How do the anti-muscarinic agents work to relive asthma symptoms? Give an example of such an agent.

Answer 20

Examples are ipratropium and tiotropium.

These agents work as M3 receptor antagonists, functioning by reducing the Gq activation induced by the receptor. As a result, intracellular calcium is reduced and bronchodilation is caused.

Question 21

What are the indications for tiotropium or ipratropium therapy in asthma?

Answer 21

These drugs are used when a patient is not responding to b2 agonist therapy, or has contraindications such as cardiac disease, hypertension or hypokalaemia.

Question 22

When are corticosteroids indicated from treatment in asthma?

Answer 22

According to the BTS guidelines on the therapy of asthma, a lower dose or inhaled corticosteroid can be added as a preventer therapy, used daily after prescription of a SABA. The dose can be increased when LABAs are not effective. Low dose corticosteroids can also be used in advanced/poorly controlled asthma.

Question 23

How do glucocorticoids work as a preventer therapy in asthma?

Answer 23

Glucocorticoids work as anti-inflammatory agents, however also increase expression of B2 receptors in airway smooth muscle.

These compounds are steroids and so can cross cell membrane to directly modulate gene transcription. Targets include structural cells or the airways and inflammatory cells such as eosinophils, lymphocytes and macrophages.

Specifically, glucocorticoids decrease the secretion of IL-1 and IL-6, which are pro-inflammatory cytokines. They increase secretion of anti-inflammatory cytokines. They also induce. Apoptosis in inflammatory cells, also reducing the number of mast cells in the airways. Hence, they reduce recruitment of inflammatory cells which cause oedema, epithelial shedding and airway obstruction.

Question 24

What are the side effects of long term corticosteroid therapy in asthma?

Answer 24

Orally such steroids can alter the normal flora of the mouth and pharynx, resulting in oral candidiasis/thrush. Also horse voice and sore throat.
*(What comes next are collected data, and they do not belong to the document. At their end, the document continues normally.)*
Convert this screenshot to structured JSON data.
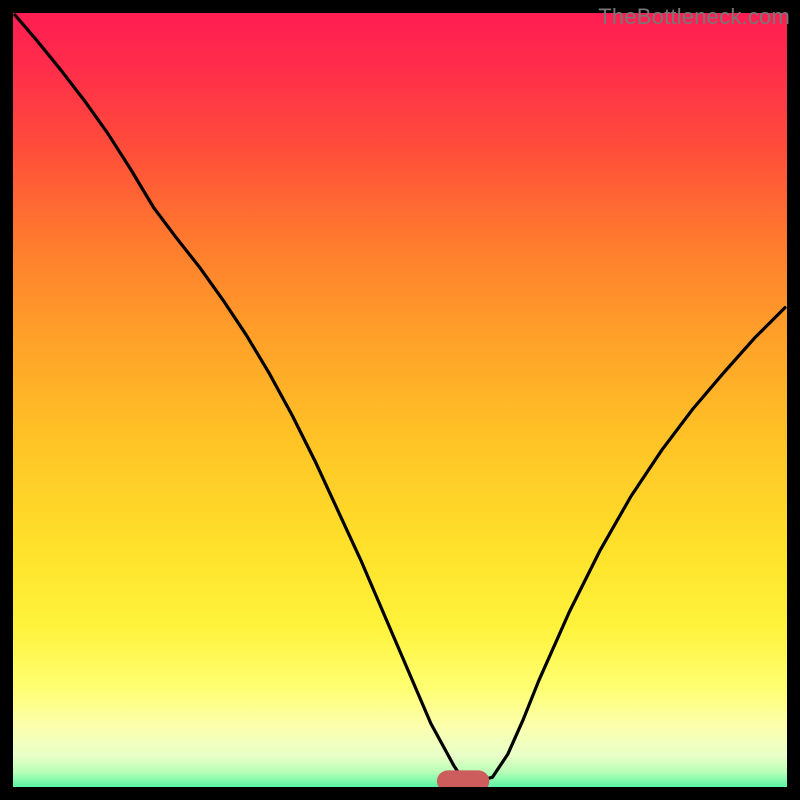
{
  "watermark": "TheBottleneck.com",
  "chart_data": {
    "type": "line",
    "title": "",
    "xlabel": "",
    "ylabel": "",
    "xlim": [
      0,
      100
    ],
    "ylim": [
      0,
      100
    ],
    "x": [
      0,
      3,
      6,
      9,
      12,
      15,
      18,
      21,
      24,
      27,
      30,
      33,
      36,
      39,
      42,
      45,
      48,
      51,
      54,
      57,
      58,
      59,
      60,
      62,
      64,
      66,
      68,
      72,
      76,
      80,
      84,
      88,
      92,
      96,
      100
    ],
    "values": [
      100,
      96.5,
      92.8,
      88.9,
      84.7,
      80.0,
      75.0,
      71.0,
      67.2,
      63.0,
      58.5,
      53.5,
      48.0,
      42.0,
      35.5,
      29.0,
      22.0,
      15.0,
      8.0,
      2.5,
      1.0,
      0.5,
      0.5,
      1.0,
      4.0,
      8.5,
      13.5,
      22.5,
      30.5,
      37.5,
      43.5,
      48.8,
      53.5,
      58.0,
      62.0
    ],
    "gradient_stops": [
      {
        "offset": 0.0,
        "color": "#ff1a54"
      },
      {
        "offset": 0.08,
        "color": "#ff2c4b"
      },
      {
        "offset": 0.18,
        "color": "#ff4b3b"
      },
      {
        "offset": 0.3,
        "color": "#ff7a2e"
      },
      {
        "offset": 0.42,
        "color": "#ffa029"
      },
      {
        "offset": 0.55,
        "color": "#ffc326"
      },
      {
        "offset": 0.68,
        "color": "#ffe02a"
      },
      {
        "offset": 0.78,
        "color": "#fff23a"
      },
      {
        "offset": 0.86,
        "color": "#ffff72"
      },
      {
        "offset": 0.91,
        "color": "#fbffb0"
      },
      {
        "offset": 0.945,
        "color": "#e8ffc8"
      },
      {
        "offset": 0.965,
        "color": "#b8ffb8"
      },
      {
        "offset": 0.98,
        "color": "#6cf7a8"
      },
      {
        "offset": 0.995,
        "color": "#28e796"
      },
      {
        "offset": 1.0,
        "color": "#19dd8d"
      }
    ],
    "marker": {
      "x": 58.2,
      "y": 0.5,
      "width": 6.8,
      "height": 2.8,
      "rx": 1.4,
      "color": "#cd5c5c"
    },
    "frame": {
      "stroke": "#000000",
      "stroke_width": 26
    },
    "line_style": {
      "stroke": "#000000",
      "stroke_width": 3.2
    }
  }
}
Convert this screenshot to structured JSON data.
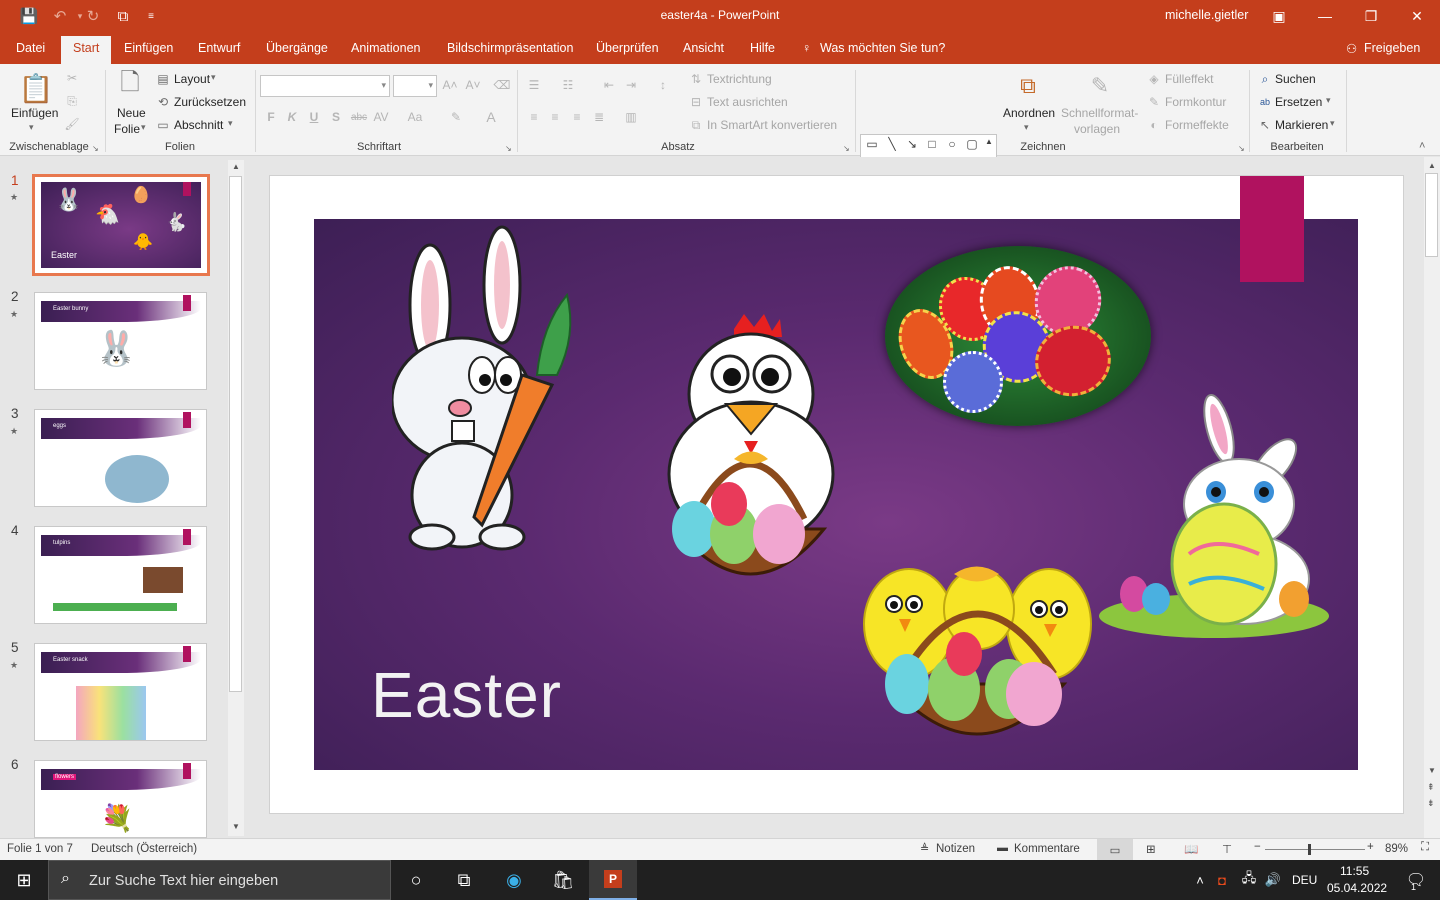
{
  "window": {
    "document_title": "easter4a  -  PowerPoint",
    "user": "michelle.gietler",
    "controls": {
      "ribbon_display": "▣",
      "minimize": "—",
      "restore": "❐",
      "close": "✕"
    }
  },
  "ribbon_tabs": [
    "Datei",
    "Start",
    "Einfügen",
    "Entwurf",
    "Übergänge",
    "Animationen",
    "Bildschirmpräsentation",
    "Überprüfen",
    "Ansicht",
    "Hilfe"
  ],
  "tell_me": "Was möchten Sie tun?",
  "share": "Freigeben",
  "ribbon": {
    "groups": {
      "clipboard": "Zwischenablage",
      "slides": "Folien",
      "font": "Schriftart",
      "paragraph": "Absatz",
      "drawing": "Zeichnen",
      "editing": "Bearbeiten"
    },
    "clipboard": {
      "paste": "Einfügen"
    },
    "slides": {
      "new_slide_line1": "Neue",
      "new_slide_line2": "Folie",
      "layout": "Layout",
      "reset": "Zurücksetzen",
      "section": "Abschnitt"
    },
    "font": {
      "bold": "F",
      "italic": "K",
      "underline": "U",
      "shadow": "S",
      "strike": "abc",
      "spacing": "AV",
      "case": "Aa",
      "color": "A"
    },
    "paragraph": {
      "text_direction": "Textrichtung",
      "align_text": "Text ausrichten",
      "smartart": "In SmartArt konvertieren"
    },
    "drawing": {
      "arrange": "Anordnen",
      "quickstyles_line1": "Schnellformat-",
      "quickstyles_line2": "vorlagen",
      "fill": "Fülleffekt",
      "outline": "Formkontur",
      "effects": "Formeffekte"
    },
    "editing": {
      "find": "Suchen",
      "replace": "Ersetzen",
      "select": "Markieren"
    }
  },
  "slides": [
    {
      "num": "1",
      "title": "Easter"
    },
    {
      "num": "2",
      "title": "Easter bunny"
    },
    {
      "num": "3",
      "title": "eggs"
    },
    {
      "num": "4",
      "title": "tulpins"
    },
    {
      "num": "5",
      "title": "Easter snack"
    },
    {
      "num": "6",
      "title": "flowers"
    }
  ],
  "current_slide": {
    "title": "Easter"
  },
  "status": {
    "slide_info": "Folie 1 von 7",
    "language": "Deutsch (Österreich)",
    "notes": "Notizen",
    "comments": "Kommentare",
    "zoom": "89%",
    "zoom_level": 0.44
  },
  "taskbar": {
    "search_placeholder": "Zur Suche Text hier eingeben",
    "language": "DEU",
    "time": "11:55",
    "date": "05.04.2022",
    "notifications": "1"
  },
  "colors": {
    "accent": "#c43e1c",
    "slide_tag": "#b0125f"
  }
}
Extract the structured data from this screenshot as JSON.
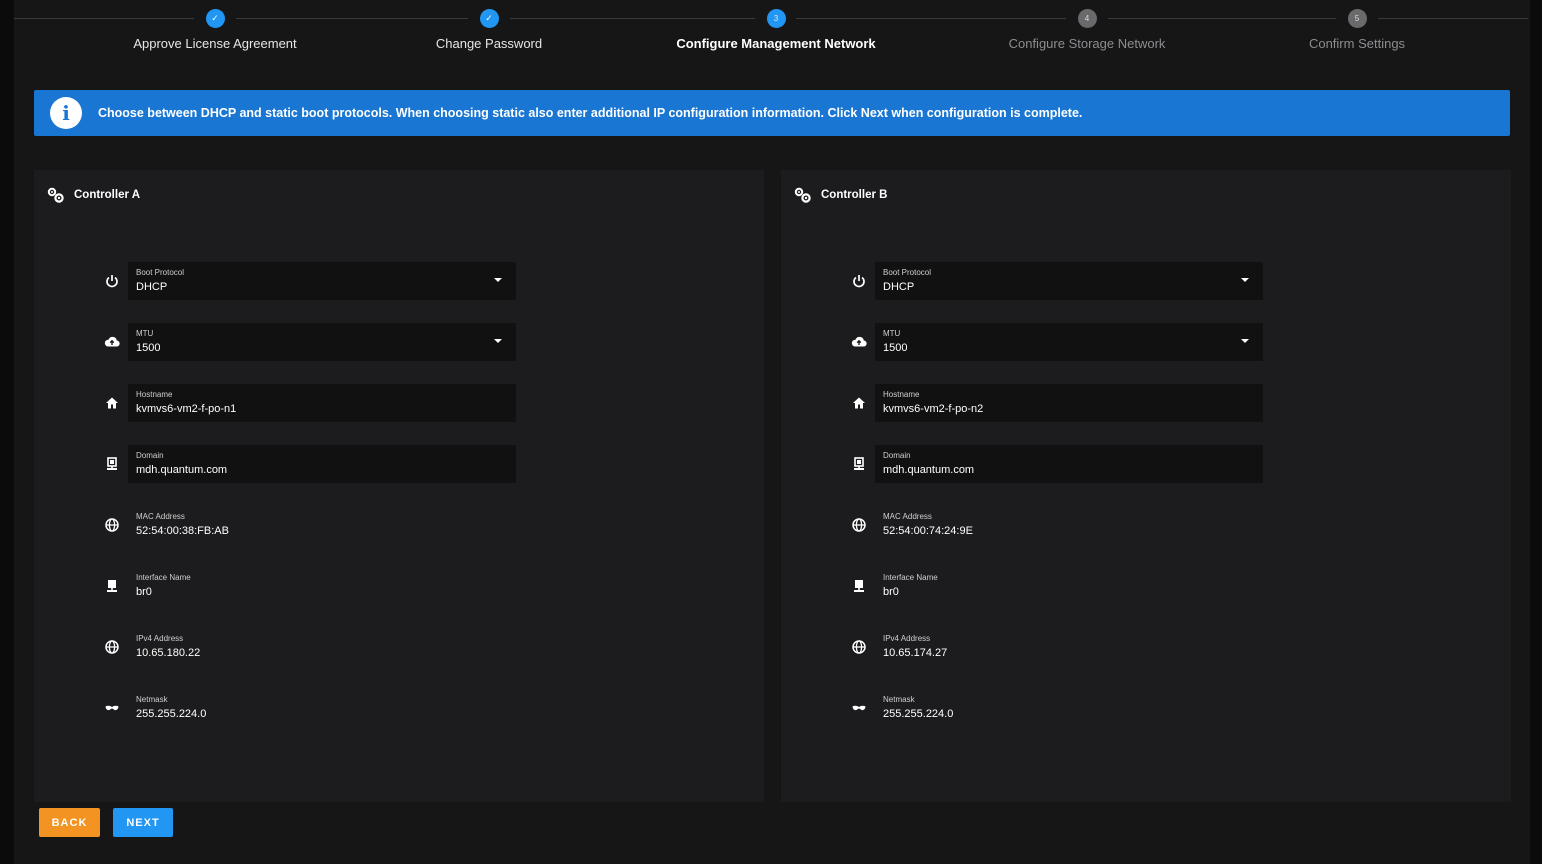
{
  "stepper": {
    "steps": [
      {
        "label": "Approve License Agreement",
        "state": "done",
        "marker": "✓"
      },
      {
        "label": "Change Password",
        "state": "done",
        "marker": "✓"
      },
      {
        "label": "Configure Management Network",
        "state": "active",
        "marker": "3"
      },
      {
        "label": "Configure Storage Network",
        "state": "pending",
        "marker": "4"
      },
      {
        "label": "Confirm Settings",
        "state": "pending",
        "marker": "5"
      }
    ]
  },
  "banner": {
    "icon": "info-icon",
    "text": "Choose between DHCP and static boot protocols. When choosing static also enter additional IP configuration information. Click Next when configuration is complete."
  },
  "controllers": [
    {
      "title": "Controller A",
      "fields": {
        "boot_protocol": {
          "label": "Boot Protocol",
          "value": "DHCP"
        },
        "mtu": {
          "label": "MTU",
          "value": "1500"
        },
        "hostname": {
          "label": "Hostname",
          "value": "kvmvs6-vm2-f-po-n1"
        },
        "domain": {
          "label": "Domain",
          "value": "mdh.quantum.com"
        },
        "mac": {
          "label": "MAC Address",
          "value": "52:54:00:38:FB:AB"
        },
        "interface": {
          "label": "Interface Name",
          "value": "br0"
        },
        "ipv4": {
          "label": "IPv4 Address",
          "value": "10.65.180.22"
        },
        "netmask": {
          "label": "Netmask",
          "value": "255.255.224.0"
        }
      }
    },
    {
      "title": "Controller B",
      "fields": {
        "boot_protocol": {
          "label": "Boot Protocol",
          "value": "DHCP"
        },
        "mtu": {
          "label": "MTU",
          "value": "1500"
        },
        "hostname": {
          "label": "Hostname",
          "value": "kvmvs6-vm2-f-po-n2"
        },
        "domain": {
          "label": "Domain",
          "value": "mdh.quantum.com"
        },
        "mac": {
          "label": "MAC Address",
          "value": "52:54:00:74:24:9E"
        },
        "interface": {
          "label": "Interface Name",
          "value": "br0"
        },
        "ipv4": {
          "label": "IPv4 Address",
          "value": "10.65.174.27"
        },
        "netmask": {
          "label": "Netmask",
          "value": "255.255.224.0"
        }
      }
    }
  ],
  "buttons": {
    "back": "BACK",
    "next": "NEXT"
  },
  "colors": {
    "accent": "#2196f3",
    "banner": "#1976d2",
    "back": "#f39321"
  }
}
Oral dosing over longer periods of time results in Cushing’s Syndrome, with a risk of Addisonian crisis with an acute illness.

Question 25

Why should theophylline be taken as monotherapy in asthma? What should be prescribed as well?

Answer 25

-

Question 26

How is drug/disease monitoring carried out in asthma?

Answer 26

A review is generally carried out annually and consists of a nurse-led review of:

1. Inhaler technique
2. PEFR or FEV1.0
3. Questions about disease severity and nocturnal asthma

Question 27

What investigations will be done in a patient who may be having a sever asthma attack. What signs/results will be present?

Answer 27

Speech - incomplete sentences
PEFR - 35-50% normal
Sats - <92%
HR - >110 bpm
RR >25
Wheeze - absent/silent chest.

Question 28

How is life-threatening asthma recognised?

Answer 28

Central cyanosis
Hypotension
Exhaustion
Silent chest
Tachycardia
<33% PERF
<92% o2 sats.

Question 29

How is life-threatening asthma managed?

Answer 29

Oxygen
Salbutamol IV
Hydrocortisone
Ipratropium
Theophylline 
Magnesium sulphate
Elevate care

Question 30

Theophylline has a narrow therapeutic range. What are some of the important side effects?

Answer 30

Severe vomiting, tachycardia, tremor, confusion and convulsions.

Question 31

What are some important side effects of tiotropium (Spiriva)?

Answer 31

Tachycardia (M2 antagonism in heart)
Constipation (vagal innervation of gut)
Dry mouth (M3 antagonism in salivary glands)
Stomach pain (vagal antagonism)

However, tiotropium/ipratropium are not well absorbed across the lung so side effects are limited. Atropine is well absorbed across lung.